3.5 The Lexical-Analyzer Generator Lex

In this section, we introduce a tool called Lex, or in a more recent implementation Flex, that allows one to specify a lexical analyzer by specifying regular expressions to describe patterns for tokens. The input notation for the Lex tool is referred to as the Lex language and the tool itself is the Lex compiler. Behind the scenes, the Lex compiler transforms the input patterns into a transition diagram and generates code, in a file called lex.yy.c, that simulates this tran­sition diagram. The mechanics of how this translation from regular expressions to transition diagrams occurs is the subject of the next sections; here we only learn the Lex language.

3.5.1 Use of Lex

Figure 3.22 suggests how Lex is used. An input file, which we call lex.l, is written in the Lex language and describes the lexical analyzer to be generated. The Lex compiler transforms lex.l to a C program, in a file that is always named lex.yy.c. The latter file is compiled by the C compiler into a file called a.out, as always. The C-compiler output is a working lexical analyzer that can take a stream of input characters and produce a stream of tokens.

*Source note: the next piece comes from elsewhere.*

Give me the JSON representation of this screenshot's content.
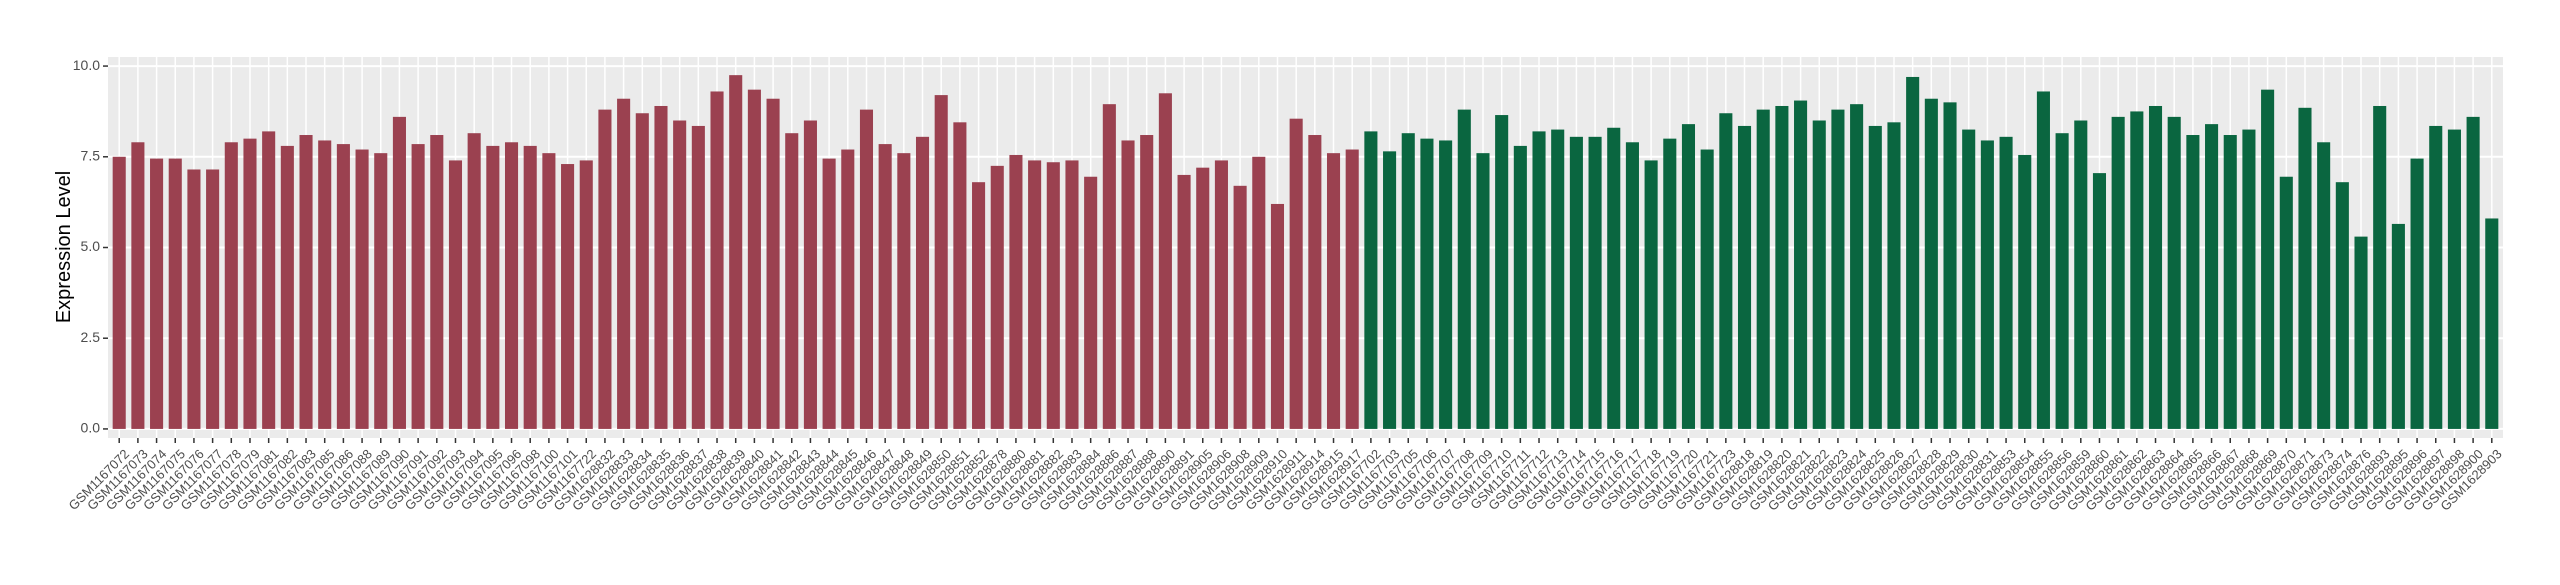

Figure 3.22: Creating a lexical analyzer with Lex

The normal use of the compiled C program, referred to as a.out in Fig. 3.22, is as a subroutine of the parser. It is a C function that returns an integer, which is a code for one of the possible token names. The attribute value, whether it be another numeric code, a pointer to the symbol table, or nothing, is placed in a global variable yylval, which is shared between the lexical analyzer and parser, thereby making it simple to return both the name and an attribute value of a token.

3.5.2 Structure of Lex Programs

A Lex program has the following form:

declarations
%%
translation rules
%%
auxiliary functions

The declarations section includes declarations of variables, manifest constants (identifiers declared to stand for a constant, e.g., the name of a token), and regular definition s, in the style of Section 3.3.4.

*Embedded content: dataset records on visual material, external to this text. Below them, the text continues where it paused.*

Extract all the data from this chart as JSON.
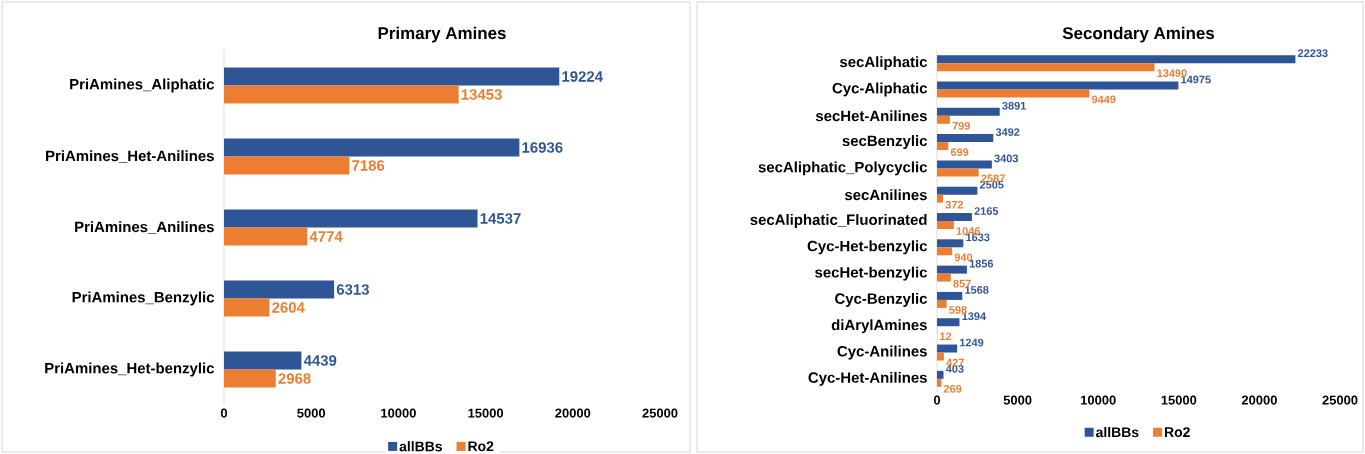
{
  "chart_data": [
    {
      "type": "bar",
      "orientation": "horizontal",
      "title": "Primary Amines",
      "categories": [
        "PriAmines_Aliphatic",
        "PriAmines_Het-Anilines",
        "PriAmines_Anilines",
        "PriAmines_Benzylic",
        "PriAmines_Het-benzylic"
      ],
      "series": [
        {
          "name": "allBBs",
          "color": "#2f5597",
          "values": [
            19224,
            16936,
            14537,
            6313,
            4439
          ]
        },
        {
          "name": "Ro2",
          "color": "#ed7d31",
          "values": [
            13453,
            7186,
            4774,
            2604,
            2968
          ]
        }
      ],
      "xlim": [
        0,
        25000
      ],
      "xticks": [
        0,
        5000,
        10000,
        15000,
        20000,
        25000
      ],
      "data_labels": true,
      "legend": "bottom",
      "grid": false
    },
    {
      "type": "bar",
      "orientation": "horizontal",
      "title": "Secondary Amines",
      "categories": [
        "secAliphatic",
        "Cyc-Aliphatic",
        "secHet-Anilines",
        "secBenzylic",
        "secAliphatic_Polycyclic",
        "secAnilines",
        "secAliphatic_Fluorinated",
        "Cyc-Het-benzylic",
        "secHet-benzylic",
        "Cyc-Benzylic",
        "diArylAmines",
        "Cyc-Anilines",
        "Cyc-Het-Anilines"
      ],
      "series": [
        {
          "name": "allBBs",
          "color": "#2f5597",
          "values": [
            22233,
            14975,
            3891,
            3492,
            3403,
            2505,
            2165,
            1633,
            1856,
            1568,
            1394,
            1249,
            403
          ]
        },
        {
          "name": "Ro2",
          "color": "#ed7d31",
          "values": [
            13490,
            9449,
            799,
            699,
            2587,
            372,
            1046,
            940,
            857,
            598,
            12,
            427,
            269
          ]
        }
      ],
      "xlim": [
        0,
        25000
      ],
      "xticks": [
        0,
        5000,
        10000,
        15000,
        20000,
        25000
      ],
      "data_labels": true,
      "legend": "bottom",
      "grid": false
    }
  ]
}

The translation rules each have the form

Pattern { Action }

Each pattern is a regular expression, which may use the regular definitions of the declaration section. The actions are fragments of code, typically written in C, although many variants of Lex using other languages have been created.

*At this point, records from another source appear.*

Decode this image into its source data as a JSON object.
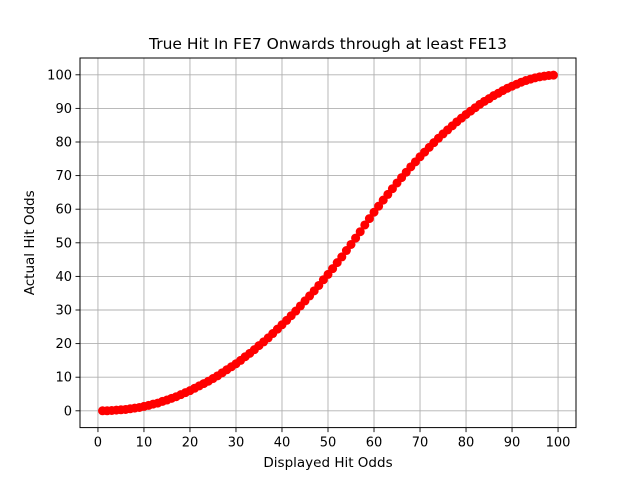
{
  "chart_data": {
    "type": "scatter",
    "title": "True Hit In FE7 Onwards through at least FE13",
    "xlabel": "Displayed Hit Odds",
    "ylabel": "Actual Hit Odds",
    "xlim": [
      -3.9,
      103.9
    ],
    "ylim": [
      -5,
      105
    ],
    "xticks": [
      0,
      10,
      20,
      30,
      40,
      50,
      60,
      70,
      80,
      90,
      100
    ],
    "yticks": [
      0,
      10,
      20,
      30,
      40,
      50,
      60,
      70,
      80,
      90,
      100
    ],
    "grid": true,
    "marker_color": "#ff0000",
    "series": [
      {
        "x": [
          1,
          2,
          3,
          4,
          5,
          6,
          7,
          8,
          9,
          10,
          11,
          12,
          13,
          14,
          15,
          16,
          17,
          18,
          19,
          20,
          21,
          22,
          23,
          24,
          25,
          26,
          27,
          28,
          29,
          30,
          31,
          32,
          33,
          34,
          35,
          36,
          37,
          38,
          39,
          40,
          41,
          42,
          43,
          44,
          45,
          46,
          47,
          48,
          49,
          50,
          51,
          52,
          53,
          54,
          55,
          56,
          57,
          58,
          59,
          60,
          61,
          62,
          63,
          64,
          65,
          66,
          67,
          68,
          69,
          70,
          71,
          72,
          73,
          74,
          75,
          76,
          77,
          78,
          79,
          80,
          81,
          82,
          83,
          84,
          85,
          86,
          87,
          88,
          89,
          90,
          91,
          92,
          93,
          94,
          95,
          96,
          97,
          98,
          99
        ],
        "y": [
          0.0,
          0.0,
          0.1,
          0.2,
          0.3,
          0.4,
          0.6,
          0.8,
          1.0,
          1.3,
          1.6,
          2.0,
          2.3,
          2.8,
          3.2,
          3.7,
          4.2,
          4.8,
          5.4,
          6.0,
          6.7,
          7.4,
          8.1,
          8.8,
          9.6,
          10.4,
          11.3,
          12.2,
          13.1,
          14.0,
          15.0,
          16.1,
          17.1,
          18.2,
          19.4,
          20.5,
          21.7,
          23.0,
          24.3,
          25.6,
          26.9,
          28.3,
          29.7,
          31.2,
          32.7,
          34.2,
          35.7,
          37.3,
          39.0,
          40.6,
          42.3,
          44.1,
          45.8,
          47.7,
          49.5,
          51.4,
          53.3,
          55.3,
          57.2,
          59.1,
          60.9,
          62.7,
          64.4,
          66.1,
          67.8,
          69.4,
          71.0,
          72.6,
          74.1,
          75.6,
          77.0,
          78.4,
          79.8,
          81.1,
          82.4,
          83.6,
          84.8,
          86.0,
          87.1,
          88.2,
          89.2,
          90.2,
          91.2,
          92.1,
          92.9,
          93.8,
          94.5,
          95.3,
          96.0,
          96.6,
          97.2,
          97.8,
          98.3,
          98.7,
          99.1,
          99.4,
          99.6,
          99.8,
          99.9
        ]
      }
    ]
  }
}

The third section holds whatever additional functions are used in the actions. Alternatively, these functions can be compiled separately and loaded with the lexical analyzer.

The lexical analyzer created by Lex behaves in concert with the parser as follows. When called by the parser, the lexical analyzer begins reading its remaining input, one character at a time, until it finds the longest prefix of the input that matches one of the patterns Pi. It then executes the associated action Ai. Typically, Ai will return to the parser, but if it does not (e.g., because Pi describes whitespace or comments), then the lexical analyzer proceeds to find additional lexemes, until one of the corresponding actions causes a return to the parser. The lexical analyzer returns a single value, the token name, to the parser, but uses the shared, integer variable yyl val to pass additional information about the lexeme found, if needed.

Example 3.11:

Figure 3.23 is a Lex program that recognizes the tokens of Fig. 3.12 and returns the token found. A few observations about this code will introduce us to many of the important features of Lex.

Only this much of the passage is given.